The Nagriamel rebellion came into the open in late May. Initially French troops were flown in from nearby New Calendonia and then withdrawn. Then Britain flew in a couple of hundred commandos who were later joined by a French contingent. They sat around doing nothing in Vila, the capital, for some weeks, before, on the eve of inde­pendence, flying to Santo to regain control of the rebellious island. Nagriamel elements slipped away into the bush. Soon after independence two strategic bridges were blown up on Santo and there were reports of American yachts delivering arms to the rebels. In August troops arrived from Papua New Guinea, invited by Father Lini and backed by Australia.
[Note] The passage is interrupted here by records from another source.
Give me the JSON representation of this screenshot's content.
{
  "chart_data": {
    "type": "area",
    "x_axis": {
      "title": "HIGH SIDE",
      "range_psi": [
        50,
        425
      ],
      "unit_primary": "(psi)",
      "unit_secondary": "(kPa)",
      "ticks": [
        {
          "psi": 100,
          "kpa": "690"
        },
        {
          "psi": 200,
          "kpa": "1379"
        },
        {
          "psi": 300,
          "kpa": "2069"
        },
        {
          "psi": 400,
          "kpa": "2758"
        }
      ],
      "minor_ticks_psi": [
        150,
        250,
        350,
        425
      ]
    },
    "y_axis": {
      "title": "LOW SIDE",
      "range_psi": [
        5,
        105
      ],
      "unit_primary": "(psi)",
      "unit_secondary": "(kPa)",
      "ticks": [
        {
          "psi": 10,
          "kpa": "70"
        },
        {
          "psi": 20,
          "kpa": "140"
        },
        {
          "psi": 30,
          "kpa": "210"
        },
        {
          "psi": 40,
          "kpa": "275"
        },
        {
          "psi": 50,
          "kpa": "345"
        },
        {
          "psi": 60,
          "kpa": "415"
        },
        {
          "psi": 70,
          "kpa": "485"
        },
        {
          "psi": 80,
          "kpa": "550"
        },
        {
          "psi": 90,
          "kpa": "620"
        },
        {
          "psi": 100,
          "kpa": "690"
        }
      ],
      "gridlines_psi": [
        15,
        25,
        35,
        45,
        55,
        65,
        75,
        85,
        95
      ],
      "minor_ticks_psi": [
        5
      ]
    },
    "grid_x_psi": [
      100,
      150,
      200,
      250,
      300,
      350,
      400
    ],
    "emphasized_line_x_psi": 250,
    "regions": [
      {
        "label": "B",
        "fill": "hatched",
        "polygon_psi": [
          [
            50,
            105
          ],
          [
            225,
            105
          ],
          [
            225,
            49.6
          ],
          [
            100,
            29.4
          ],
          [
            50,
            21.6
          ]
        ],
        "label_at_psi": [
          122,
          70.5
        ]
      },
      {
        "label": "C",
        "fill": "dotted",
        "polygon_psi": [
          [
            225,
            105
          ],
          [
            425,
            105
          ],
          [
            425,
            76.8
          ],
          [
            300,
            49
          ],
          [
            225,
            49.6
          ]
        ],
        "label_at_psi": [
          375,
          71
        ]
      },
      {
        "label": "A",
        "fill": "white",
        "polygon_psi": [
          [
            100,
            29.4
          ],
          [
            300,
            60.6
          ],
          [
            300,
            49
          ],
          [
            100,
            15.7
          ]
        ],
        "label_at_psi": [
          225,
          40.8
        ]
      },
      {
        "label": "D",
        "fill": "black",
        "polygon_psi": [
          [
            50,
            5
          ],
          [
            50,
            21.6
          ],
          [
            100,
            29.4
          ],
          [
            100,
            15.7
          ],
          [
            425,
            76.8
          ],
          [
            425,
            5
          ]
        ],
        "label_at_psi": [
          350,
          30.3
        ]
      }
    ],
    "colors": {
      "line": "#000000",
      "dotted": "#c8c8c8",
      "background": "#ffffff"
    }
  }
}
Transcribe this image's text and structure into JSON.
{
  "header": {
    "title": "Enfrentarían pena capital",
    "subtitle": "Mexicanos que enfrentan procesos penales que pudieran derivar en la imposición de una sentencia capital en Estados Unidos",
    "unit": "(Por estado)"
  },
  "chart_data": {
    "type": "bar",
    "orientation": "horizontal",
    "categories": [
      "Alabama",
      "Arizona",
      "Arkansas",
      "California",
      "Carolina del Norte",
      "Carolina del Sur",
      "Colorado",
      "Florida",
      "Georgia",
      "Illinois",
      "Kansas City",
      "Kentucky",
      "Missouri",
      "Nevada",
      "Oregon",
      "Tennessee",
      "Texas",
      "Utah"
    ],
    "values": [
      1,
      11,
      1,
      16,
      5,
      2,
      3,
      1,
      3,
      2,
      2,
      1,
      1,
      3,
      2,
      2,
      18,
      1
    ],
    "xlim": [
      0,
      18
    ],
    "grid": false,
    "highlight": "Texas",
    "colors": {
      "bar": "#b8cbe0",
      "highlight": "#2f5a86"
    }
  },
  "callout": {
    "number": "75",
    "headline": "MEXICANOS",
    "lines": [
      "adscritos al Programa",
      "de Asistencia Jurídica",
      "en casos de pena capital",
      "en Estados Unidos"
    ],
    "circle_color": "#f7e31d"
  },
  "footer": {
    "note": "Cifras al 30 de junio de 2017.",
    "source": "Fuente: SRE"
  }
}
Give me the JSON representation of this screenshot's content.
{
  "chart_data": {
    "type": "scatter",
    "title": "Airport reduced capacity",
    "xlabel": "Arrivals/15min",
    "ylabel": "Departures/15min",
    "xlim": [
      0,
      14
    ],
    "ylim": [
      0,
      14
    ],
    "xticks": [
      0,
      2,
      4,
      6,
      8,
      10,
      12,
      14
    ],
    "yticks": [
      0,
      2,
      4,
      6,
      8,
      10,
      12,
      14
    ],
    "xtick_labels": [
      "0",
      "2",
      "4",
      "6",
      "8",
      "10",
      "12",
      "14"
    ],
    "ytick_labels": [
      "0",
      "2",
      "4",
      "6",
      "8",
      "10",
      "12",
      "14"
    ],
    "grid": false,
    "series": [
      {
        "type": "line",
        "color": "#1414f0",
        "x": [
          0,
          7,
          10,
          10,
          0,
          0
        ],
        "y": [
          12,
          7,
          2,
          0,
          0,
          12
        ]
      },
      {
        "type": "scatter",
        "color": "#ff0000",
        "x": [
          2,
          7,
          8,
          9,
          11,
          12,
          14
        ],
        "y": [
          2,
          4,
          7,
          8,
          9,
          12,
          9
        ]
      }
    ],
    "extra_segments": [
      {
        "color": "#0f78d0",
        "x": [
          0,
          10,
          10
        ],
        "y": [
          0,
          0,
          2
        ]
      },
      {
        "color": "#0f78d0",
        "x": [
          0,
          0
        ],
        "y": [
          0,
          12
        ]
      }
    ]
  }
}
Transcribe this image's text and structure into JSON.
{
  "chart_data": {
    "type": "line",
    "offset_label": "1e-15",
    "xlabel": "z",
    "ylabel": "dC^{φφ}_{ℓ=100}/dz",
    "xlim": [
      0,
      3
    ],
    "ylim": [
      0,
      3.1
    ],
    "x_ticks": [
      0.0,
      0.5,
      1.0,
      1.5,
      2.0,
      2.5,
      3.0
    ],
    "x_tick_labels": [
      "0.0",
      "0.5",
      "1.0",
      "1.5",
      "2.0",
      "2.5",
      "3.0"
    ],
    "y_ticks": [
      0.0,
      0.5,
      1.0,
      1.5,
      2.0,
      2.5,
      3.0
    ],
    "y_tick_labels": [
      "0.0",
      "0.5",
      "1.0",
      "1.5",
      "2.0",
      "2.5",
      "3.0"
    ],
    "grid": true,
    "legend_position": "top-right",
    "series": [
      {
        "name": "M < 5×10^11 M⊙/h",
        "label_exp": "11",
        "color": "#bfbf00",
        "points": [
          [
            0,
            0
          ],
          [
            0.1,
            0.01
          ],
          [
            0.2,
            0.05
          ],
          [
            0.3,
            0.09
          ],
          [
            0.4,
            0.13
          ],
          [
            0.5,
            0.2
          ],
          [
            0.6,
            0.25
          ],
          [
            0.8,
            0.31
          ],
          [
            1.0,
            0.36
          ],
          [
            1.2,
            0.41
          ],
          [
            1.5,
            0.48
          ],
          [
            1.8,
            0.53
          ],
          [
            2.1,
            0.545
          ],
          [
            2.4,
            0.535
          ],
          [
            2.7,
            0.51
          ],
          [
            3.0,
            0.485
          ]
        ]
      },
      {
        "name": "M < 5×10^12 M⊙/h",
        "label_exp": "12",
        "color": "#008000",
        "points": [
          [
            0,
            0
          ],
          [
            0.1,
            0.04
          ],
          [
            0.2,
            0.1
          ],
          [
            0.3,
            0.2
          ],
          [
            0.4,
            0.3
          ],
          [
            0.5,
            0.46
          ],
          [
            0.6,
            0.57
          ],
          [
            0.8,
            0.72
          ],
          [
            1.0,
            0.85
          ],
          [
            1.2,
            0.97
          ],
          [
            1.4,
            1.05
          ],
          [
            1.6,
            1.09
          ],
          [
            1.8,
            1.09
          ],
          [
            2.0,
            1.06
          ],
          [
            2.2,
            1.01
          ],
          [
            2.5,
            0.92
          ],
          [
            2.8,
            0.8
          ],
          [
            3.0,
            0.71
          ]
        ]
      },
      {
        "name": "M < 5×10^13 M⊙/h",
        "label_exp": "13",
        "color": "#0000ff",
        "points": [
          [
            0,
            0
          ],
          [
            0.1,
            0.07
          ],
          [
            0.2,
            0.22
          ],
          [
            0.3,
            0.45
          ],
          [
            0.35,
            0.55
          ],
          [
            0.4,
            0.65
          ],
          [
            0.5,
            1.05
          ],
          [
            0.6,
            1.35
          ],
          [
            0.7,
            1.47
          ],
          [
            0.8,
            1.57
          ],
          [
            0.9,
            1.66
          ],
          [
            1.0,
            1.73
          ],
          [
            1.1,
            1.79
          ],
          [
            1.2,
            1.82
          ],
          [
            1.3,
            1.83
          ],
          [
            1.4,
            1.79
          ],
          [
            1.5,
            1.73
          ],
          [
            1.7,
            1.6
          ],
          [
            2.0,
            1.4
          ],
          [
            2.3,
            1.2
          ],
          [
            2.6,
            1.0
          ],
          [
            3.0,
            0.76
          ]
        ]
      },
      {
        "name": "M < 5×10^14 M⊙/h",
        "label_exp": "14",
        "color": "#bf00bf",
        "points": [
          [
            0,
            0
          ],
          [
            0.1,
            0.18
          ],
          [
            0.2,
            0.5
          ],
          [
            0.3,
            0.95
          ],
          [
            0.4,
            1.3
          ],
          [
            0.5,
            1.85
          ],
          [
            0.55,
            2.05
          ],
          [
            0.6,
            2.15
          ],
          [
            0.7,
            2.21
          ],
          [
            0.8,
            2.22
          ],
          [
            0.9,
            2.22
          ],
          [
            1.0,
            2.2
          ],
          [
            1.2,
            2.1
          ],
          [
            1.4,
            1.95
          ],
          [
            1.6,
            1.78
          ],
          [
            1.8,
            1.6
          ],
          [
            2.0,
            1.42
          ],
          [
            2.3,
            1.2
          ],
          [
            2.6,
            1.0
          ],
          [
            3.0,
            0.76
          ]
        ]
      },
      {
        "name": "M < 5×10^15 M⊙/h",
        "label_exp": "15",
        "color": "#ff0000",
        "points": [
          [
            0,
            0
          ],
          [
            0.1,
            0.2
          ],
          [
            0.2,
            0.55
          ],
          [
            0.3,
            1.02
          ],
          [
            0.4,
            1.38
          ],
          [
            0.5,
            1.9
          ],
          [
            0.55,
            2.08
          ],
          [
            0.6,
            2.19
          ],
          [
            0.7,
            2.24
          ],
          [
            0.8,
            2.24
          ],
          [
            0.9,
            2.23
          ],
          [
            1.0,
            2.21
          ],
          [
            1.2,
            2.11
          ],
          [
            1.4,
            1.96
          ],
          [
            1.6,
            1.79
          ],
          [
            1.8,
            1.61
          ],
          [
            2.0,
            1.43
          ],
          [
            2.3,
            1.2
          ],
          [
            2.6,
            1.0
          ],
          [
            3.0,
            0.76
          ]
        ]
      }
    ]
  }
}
Jimmy Stephens was finally captured after his son was shot dead in early September.

But it was not so much the actions of the rebels or of their American and French backers which angered the new Vanuatuan government. It was more the words of the French and the lack of action of the British. In the days before independence there were two quite amazing statements - the first by French Resident Commissioner Jacques Robert, the second by French Minister of State for Foreign Affairs Olivier Stirn. First, Robert accused Australia of planning to 'massacre' rebels and French colonists on Santo. The following day, Stirn warned that independence or not, France would not tolerate military action against French citizens backing the Stephens rebellion. Britain, obviously not wanting to offend its EEC partner, said nothing.

Tension still reigns on Vanuatu. Only one thing is certain: Father Walter Lini can have learned nothing from Britain, France and the United States about how to conduct responsibly and maturely affairs of state.